Cependant, YouTube subit une forte concurrence. Netflix s’impose comme le principal diffuseur de films et séries. Néanmoins, la plateforme s’inscrit dans la tradition des industries culturelles qui s’appuient sur la technologie numérique. Ce qui diffère de YouTube qui permet de créer ses propres vidéos. En revanche, TikTok et Twitch permettent également aux amateurs de s’exprimer. Cependant, leur longévité et leur audience restent moins importantes. YouTube reste la principale plateforme d’expression libre. L’analyse de cette plateforme permet donc d’observer l’évolution de l’espace public avec le numérique. Des universitaires se penchent sur cette dimension politique de la plateforme dans le livre La Machine YouTube.

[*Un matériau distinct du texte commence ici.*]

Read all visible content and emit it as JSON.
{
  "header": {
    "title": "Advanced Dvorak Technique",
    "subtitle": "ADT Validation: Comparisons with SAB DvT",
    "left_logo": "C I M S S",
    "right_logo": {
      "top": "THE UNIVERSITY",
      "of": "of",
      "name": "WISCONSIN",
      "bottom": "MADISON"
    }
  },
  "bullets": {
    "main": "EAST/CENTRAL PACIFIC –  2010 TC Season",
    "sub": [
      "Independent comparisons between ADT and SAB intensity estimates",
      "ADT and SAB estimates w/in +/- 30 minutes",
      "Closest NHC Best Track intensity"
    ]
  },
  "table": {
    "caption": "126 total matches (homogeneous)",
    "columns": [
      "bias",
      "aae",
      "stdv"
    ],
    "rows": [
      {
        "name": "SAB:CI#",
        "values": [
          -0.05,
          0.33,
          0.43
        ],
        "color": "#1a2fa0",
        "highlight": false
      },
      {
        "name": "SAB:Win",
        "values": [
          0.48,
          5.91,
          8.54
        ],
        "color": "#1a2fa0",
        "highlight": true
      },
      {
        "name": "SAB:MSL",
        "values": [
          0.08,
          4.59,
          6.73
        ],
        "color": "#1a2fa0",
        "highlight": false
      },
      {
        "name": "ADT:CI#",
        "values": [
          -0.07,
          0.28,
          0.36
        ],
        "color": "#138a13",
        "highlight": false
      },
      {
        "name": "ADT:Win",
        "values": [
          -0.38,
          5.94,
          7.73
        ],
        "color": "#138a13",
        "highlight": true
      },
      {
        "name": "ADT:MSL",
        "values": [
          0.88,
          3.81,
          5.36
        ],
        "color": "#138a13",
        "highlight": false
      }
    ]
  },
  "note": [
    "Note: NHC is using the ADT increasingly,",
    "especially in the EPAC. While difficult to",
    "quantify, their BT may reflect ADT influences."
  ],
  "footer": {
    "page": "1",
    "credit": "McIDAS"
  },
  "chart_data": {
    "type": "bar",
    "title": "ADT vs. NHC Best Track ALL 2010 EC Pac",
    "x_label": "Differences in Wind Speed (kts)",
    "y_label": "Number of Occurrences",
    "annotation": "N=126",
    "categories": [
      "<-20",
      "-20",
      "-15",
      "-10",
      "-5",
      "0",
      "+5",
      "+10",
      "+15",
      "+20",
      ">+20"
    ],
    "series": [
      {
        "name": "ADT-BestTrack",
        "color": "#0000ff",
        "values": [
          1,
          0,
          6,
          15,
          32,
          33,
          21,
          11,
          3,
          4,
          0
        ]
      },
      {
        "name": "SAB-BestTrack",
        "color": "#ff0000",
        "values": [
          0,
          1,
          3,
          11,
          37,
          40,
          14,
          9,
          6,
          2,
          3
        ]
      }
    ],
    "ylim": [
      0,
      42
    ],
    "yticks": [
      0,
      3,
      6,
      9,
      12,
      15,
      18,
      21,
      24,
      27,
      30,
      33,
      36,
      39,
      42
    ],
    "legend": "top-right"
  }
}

Le facecam consiste à se filmer, souvent dans son appartement. Ce type de vidéo est devenu tellement emblématique que ceux et celles qui le pratiquent sont désignés comme des « youtubeurs ». Ce format de vidéos connaît des variations thématiques du sketch humoristique à la vulgarisation historique, en passant par les conseils cosmétiques. Cette esthétique amateur se pare des vertus de l’authenticité. Ce registre de la confidence intime semble hérité des blogs mais aussi du « confessionnal » de certaines émissions de télé-réalité. Ces codes de l’authenticité et de l’intimité semblent repris sur la plateforme Twitch.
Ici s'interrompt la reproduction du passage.